Ritter Emicho trägt das Mal des Unaussprechlichen und befindet sich damit in seiner Gewalt. Doch Farin ist nicht bereit, kampflos aufzugeben und er sucht nach einem Weg, ihn zu retten. Ausgerechnet in ihrer alten Burg befindet sich ein Buch, in welchem sich möglicherweise die Lösung findet - doch sowohl Buch als auch Lösung befinden sich in verschiedenen Teilen des Weltenreiches. Farin und drei Gefährten machen sich auf einen gefahrvollen Weg. Doch auch Aross befindet sich auf einer gefahrvollen Reise - als Schifssjunge hat sie auf der Barbarossa angeheuert, um endlich Antworten auf ihre Fragen nach der Herkunft zu bekommen. Weder Farin noch Aross ahnen, wie nahe ihnen beiden der Feind ist.
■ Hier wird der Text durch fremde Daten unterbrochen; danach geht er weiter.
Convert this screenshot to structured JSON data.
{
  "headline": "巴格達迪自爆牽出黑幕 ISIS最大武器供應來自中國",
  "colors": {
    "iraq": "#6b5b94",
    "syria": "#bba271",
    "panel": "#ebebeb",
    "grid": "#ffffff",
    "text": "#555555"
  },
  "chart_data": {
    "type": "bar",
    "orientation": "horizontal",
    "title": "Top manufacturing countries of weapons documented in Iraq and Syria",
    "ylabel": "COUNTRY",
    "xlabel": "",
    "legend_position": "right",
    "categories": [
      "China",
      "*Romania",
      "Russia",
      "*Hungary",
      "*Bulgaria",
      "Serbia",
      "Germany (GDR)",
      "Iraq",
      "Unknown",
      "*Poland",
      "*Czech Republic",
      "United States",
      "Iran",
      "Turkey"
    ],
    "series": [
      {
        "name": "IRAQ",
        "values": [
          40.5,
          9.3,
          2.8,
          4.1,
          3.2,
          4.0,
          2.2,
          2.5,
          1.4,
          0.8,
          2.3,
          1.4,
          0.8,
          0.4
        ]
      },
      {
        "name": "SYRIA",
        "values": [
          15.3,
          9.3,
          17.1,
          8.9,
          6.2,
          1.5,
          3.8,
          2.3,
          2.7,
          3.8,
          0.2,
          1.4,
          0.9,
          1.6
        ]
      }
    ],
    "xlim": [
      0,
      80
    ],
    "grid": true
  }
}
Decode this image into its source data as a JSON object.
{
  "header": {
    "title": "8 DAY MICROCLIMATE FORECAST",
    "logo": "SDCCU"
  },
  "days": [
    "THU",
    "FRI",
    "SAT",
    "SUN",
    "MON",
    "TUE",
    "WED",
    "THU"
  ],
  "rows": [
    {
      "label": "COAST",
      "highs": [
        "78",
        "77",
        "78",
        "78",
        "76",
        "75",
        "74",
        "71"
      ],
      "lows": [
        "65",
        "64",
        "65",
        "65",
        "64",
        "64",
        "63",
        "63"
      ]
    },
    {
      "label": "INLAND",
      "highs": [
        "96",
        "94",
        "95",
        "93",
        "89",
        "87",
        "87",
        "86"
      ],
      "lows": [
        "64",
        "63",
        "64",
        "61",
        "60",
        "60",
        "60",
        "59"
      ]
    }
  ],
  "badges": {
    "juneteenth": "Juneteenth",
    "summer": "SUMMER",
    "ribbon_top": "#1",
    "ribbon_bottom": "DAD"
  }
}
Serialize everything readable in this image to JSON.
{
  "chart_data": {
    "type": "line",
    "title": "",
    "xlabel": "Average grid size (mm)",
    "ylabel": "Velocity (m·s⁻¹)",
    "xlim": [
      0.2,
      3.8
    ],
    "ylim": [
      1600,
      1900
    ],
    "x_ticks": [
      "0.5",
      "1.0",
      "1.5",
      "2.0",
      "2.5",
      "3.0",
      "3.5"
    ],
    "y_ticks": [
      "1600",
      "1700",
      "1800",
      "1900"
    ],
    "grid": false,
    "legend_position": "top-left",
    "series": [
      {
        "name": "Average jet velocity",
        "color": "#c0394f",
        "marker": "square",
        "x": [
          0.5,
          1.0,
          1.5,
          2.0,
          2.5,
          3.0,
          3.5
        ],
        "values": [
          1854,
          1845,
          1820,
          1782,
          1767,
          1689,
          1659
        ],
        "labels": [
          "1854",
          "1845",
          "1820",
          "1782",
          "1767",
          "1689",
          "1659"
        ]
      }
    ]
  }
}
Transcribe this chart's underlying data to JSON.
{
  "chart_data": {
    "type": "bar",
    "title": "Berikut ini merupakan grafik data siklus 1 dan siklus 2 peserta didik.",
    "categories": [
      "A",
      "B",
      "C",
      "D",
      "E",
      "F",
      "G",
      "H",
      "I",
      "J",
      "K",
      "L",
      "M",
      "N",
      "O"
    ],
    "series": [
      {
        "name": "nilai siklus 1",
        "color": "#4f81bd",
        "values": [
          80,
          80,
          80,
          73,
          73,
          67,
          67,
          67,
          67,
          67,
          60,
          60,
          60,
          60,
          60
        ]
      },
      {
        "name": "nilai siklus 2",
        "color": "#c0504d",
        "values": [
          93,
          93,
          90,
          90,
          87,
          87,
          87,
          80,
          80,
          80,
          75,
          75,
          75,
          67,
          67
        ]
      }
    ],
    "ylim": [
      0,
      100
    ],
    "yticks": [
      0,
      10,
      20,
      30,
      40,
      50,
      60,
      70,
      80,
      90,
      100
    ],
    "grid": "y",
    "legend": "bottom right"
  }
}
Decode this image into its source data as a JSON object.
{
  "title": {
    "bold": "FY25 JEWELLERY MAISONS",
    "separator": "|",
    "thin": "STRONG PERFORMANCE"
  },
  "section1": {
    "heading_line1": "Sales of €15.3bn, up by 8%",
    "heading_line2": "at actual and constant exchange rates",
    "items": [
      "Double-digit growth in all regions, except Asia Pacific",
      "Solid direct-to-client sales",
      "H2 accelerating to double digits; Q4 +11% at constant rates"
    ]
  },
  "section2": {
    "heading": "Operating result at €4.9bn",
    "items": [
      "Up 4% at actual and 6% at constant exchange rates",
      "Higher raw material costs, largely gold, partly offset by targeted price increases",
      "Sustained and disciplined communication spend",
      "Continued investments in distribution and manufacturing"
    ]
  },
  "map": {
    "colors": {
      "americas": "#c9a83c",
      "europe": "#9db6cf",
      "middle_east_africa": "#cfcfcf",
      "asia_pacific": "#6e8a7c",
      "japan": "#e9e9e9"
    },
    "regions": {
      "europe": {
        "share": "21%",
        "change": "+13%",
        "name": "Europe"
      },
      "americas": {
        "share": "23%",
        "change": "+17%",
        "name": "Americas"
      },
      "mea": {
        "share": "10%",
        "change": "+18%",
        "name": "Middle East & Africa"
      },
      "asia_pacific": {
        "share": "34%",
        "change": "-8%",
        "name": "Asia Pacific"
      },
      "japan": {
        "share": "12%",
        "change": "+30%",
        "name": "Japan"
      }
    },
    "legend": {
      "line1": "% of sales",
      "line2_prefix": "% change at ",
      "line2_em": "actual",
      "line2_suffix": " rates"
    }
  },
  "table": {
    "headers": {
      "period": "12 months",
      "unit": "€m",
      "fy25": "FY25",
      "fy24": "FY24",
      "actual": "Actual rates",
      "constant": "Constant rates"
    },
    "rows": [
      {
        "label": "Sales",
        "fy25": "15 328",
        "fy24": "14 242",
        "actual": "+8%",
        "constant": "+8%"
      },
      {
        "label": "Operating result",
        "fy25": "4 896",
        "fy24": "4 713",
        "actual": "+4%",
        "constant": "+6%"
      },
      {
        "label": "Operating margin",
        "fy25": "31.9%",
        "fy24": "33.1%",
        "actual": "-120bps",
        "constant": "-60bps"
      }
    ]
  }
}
Schon Band 3 und es wird nur noch einen geben! Eigentlich kann ich mit High Fantasy, Quests, tapferen Rittern und dem Kampf zwischen Gut und Böse sowie Auserwählten oder Prophezeiungen nichts anfangen. Doch obwohl alles hier vorkommt, fesselt mich die Geschichte noch immer und scheinbar mit jedem Band mehr. Das ist zum einen den humorvollen Wortspielereien und dem allgemeinen Witz der Story geschuldet, zum anderen, dass Feuerbach trotz aller Klischees, die er benutzt, ständig mit einem Feuerwerk an originellen Ideen und Wendungen aufwartet. Nicht zu vergessen Robert Frank, der Sprecher der Hörbücher, der auch sichtlich (hörbar!) Spaß daran hat, die Figuren in seinem Sinne agieren zu lassen. Eine außergewöhnliche Fantasyreihe, von der ich nun einen außergewöhnlichen Abschluss erwarte(n darf).